The album title might clue you in that Eady’s ready to pull up a philosopher’s chair next to your barstool; the pensive “These Things” seems to swear off soul-searching and rumination, but that sentiment’s immediately swept away by the brisk “Back to Normal,” which doesn’t call any particular pandemics out by name but is haunted nonetheless: “What do we do when we get back to normal / and we find we’re somewhere we ain’t never been?” asks the chorus, putting words to the pervasive concern that an ever-ornerier and more-divided world might prove harder to set right than some gnarly virus.
No need to count Eady among the grouches and overreactors, though; his musings lean heavier on love and gratitude (“Nothing On You”), hope and optimism (“Possibilities”) and a wistful sort of empathy (“Luxury of Dreaming”) as warm as the sounds surrounding him.
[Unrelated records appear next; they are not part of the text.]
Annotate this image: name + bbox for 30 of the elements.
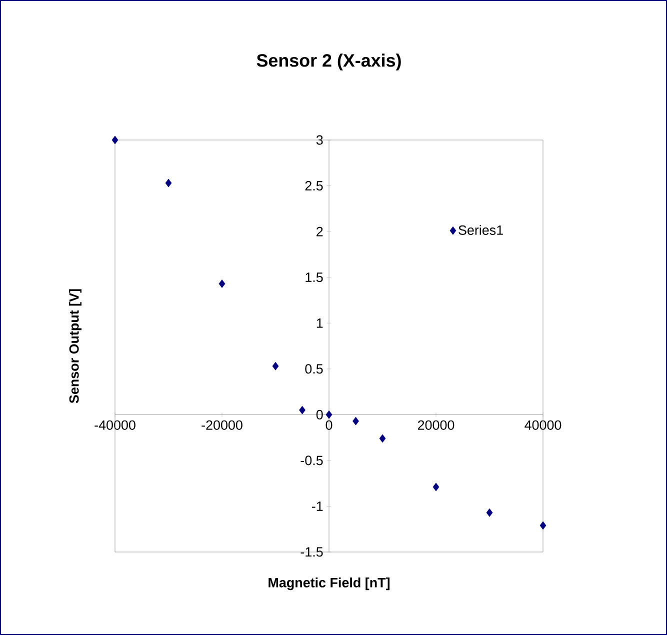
chart-title: Sensor 2 (X-axis) bbox=[256, 54, 401, 70]
y-tick-label: 3 bbox=[316, 135, 323, 145]
point bbox=[540, 521, 546, 530]
y-axis-title: Sensor Output [V] bbox=[68, 289, 82, 404]
y-tick-label: 2 bbox=[316, 226, 323, 236]
y-tick-label: 0.5 bbox=[305, 364, 323, 374]
point bbox=[352, 416, 359, 426]
x-axis-title: Magnetic Field [nT] bbox=[268, 578, 390, 590]
y-tick-label: 2.5 bbox=[305, 181, 323, 191]
y-tick-label: 1 bbox=[316, 318, 323, 328]
y-tick-label: -1.5 bbox=[300, 547, 323, 557]
x-tick-label: 40000 bbox=[524, 420, 562, 430]
x-tick-label: 0 bbox=[326, 420, 332, 430]
x-tick-label: 20000 bbox=[418, 420, 454, 430]
point bbox=[272, 362, 279, 370]
point bbox=[112, 136, 118, 144]
y-tick-label: -0.5 bbox=[300, 456, 323, 466]
point bbox=[486, 508, 493, 517]
y-tick-label: 0 bbox=[316, 410, 323, 420]
legend-label: Series1 bbox=[458, 225, 503, 235]
point bbox=[379, 434, 386, 443]
x-tick-label: -40000 bbox=[94, 420, 136, 430]
point bbox=[326, 410, 332, 419]
x-tick-label: -20000 bbox=[202, 420, 242, 430]
point bbox=[218, 280, 226, 288]
point bbox=[299, 406, 306, 414]
point bbox=[165, 178, 172, 188]
point bbox=[432, 482, 440, 492]
y-tick-label: -1 bbox=[312, 502, 323, 511]
y-tick-label: 1.5 bbox=[306, 272, 323, 282]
And the tenderness in the delivery of “French Summer Sun” (co-written with longtime friend Drew Kennedy) cushions a sudden turn — both on the album and within the song itself — to something darker and more surreal. A World War II ballad with a gut-punch of a twist, it’s a reminder that even the sunniest of philosophers are going to have to broach the topic of devastation sooner or later.
Producer Gordy Quist (of Band of Heathens) has collaborated at least occasionally with Eady since their earliest days, and he doesn’t disrupt the groove of Eady’s last few records; if anything, To the Passing of Time is a bit more rustic. There are a few palate-cleansers amid the weightier stuff, with upbeat numbers like “Gainesville” and “Saturday Night” letting harmonies and hot-picking carry the day and give listeners a breather. But overall, this is the kind of record that rewards the close listen, the open mind and an appreciation for someone with both a traditional sound and something new to say.